La mortalità materna è davvero alta, in Uganda. Ma è in diminuzione. Cioè il problema – evidentemente -è stato affrontato e va risolvendosi, soprattutto grazie a una costante diffusione di assistenza sanitaria efficiente. Certo c’è ancora molto da fare, troppe sono ancora le vittime innocenti, ma qualcosa si sta facendo.
Inoltre, come si può vedere nel grafico, la mortalità materna è dovuta in piccola parte (colorata in rosso) all’aborto. Percentuale che non è minimamente cresciuta (anzi, si registra una lieve flessione anche di essa), nonostante la legislazione pro life.
Se andate a leggere l’articolo di Rebecca Oas, potrete approfondire anche dal punto di vista tecnico statistico quali sono i gravi limiti scientifici nel fare le indagini e quindi quali sono le fallacie delle conclusioni riportate dal Guttmacher Insitute per sostenere la sua tesi.

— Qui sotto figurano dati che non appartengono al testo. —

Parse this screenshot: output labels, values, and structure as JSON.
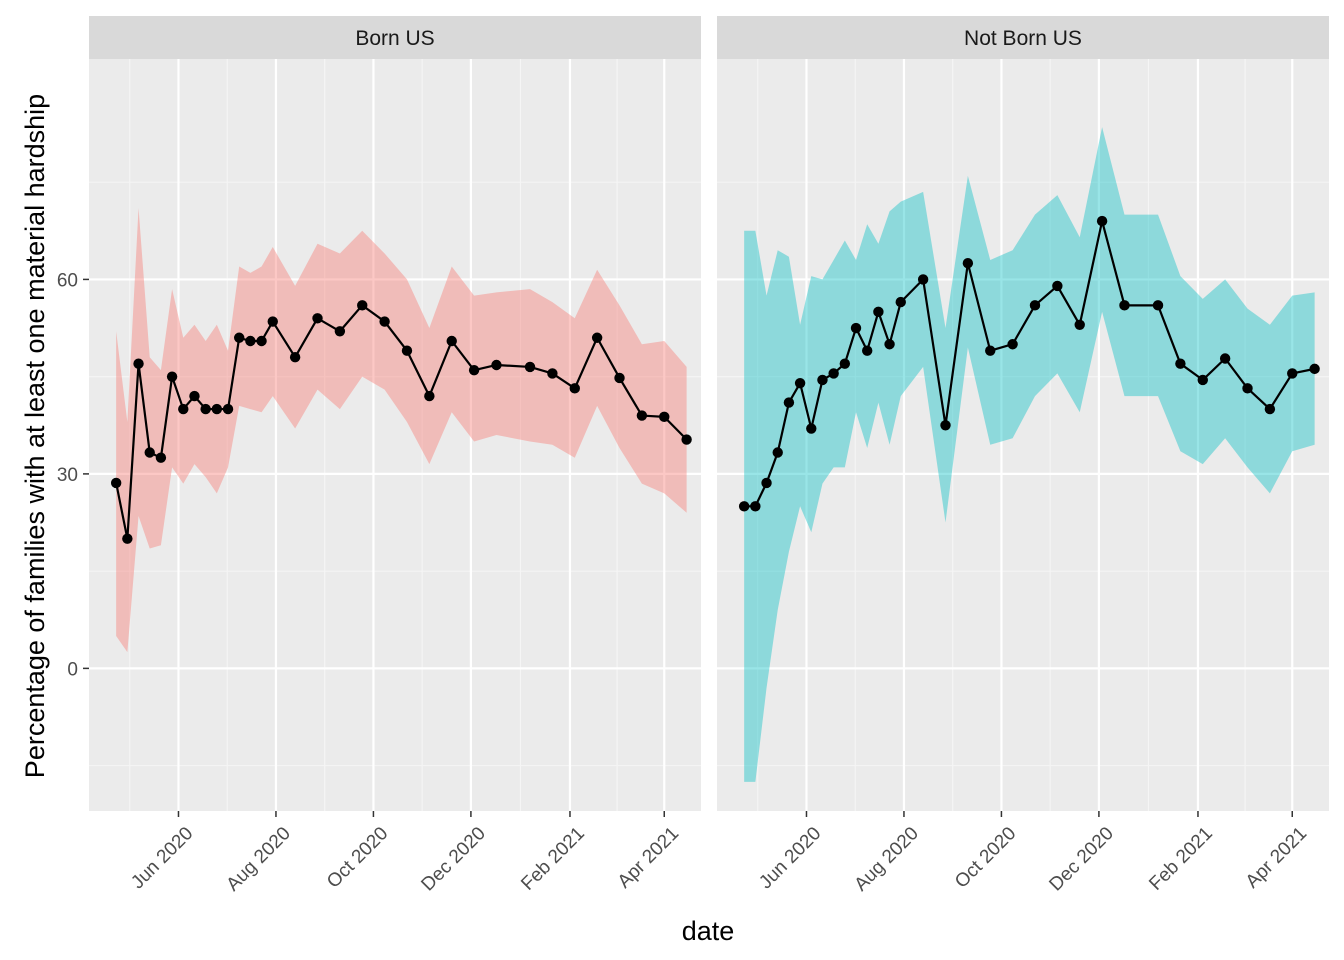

A noi basta riportare solo la palese contraddizione della stessa con dei dati pubblicati dallo stesso Istituto che rivelano che solo il 7,6% delle donne ugandesi hanno lamentato il cosiddetto “bisogno insoddisfatto” di contraccettivi, molto molto al di sotto della media africana; e solo l’1% delle ugandesi manifesta di aver ricevuto una insufficiente educazione “alla salute sessuale e riproduttiva”.
Insomma, se le donne muoiono in Uganda è perché mancano le strade, le ambulanze, le strutture, i macchinari e la medicine, non certo perché mancano gli abortifici della International Planned Parenthood.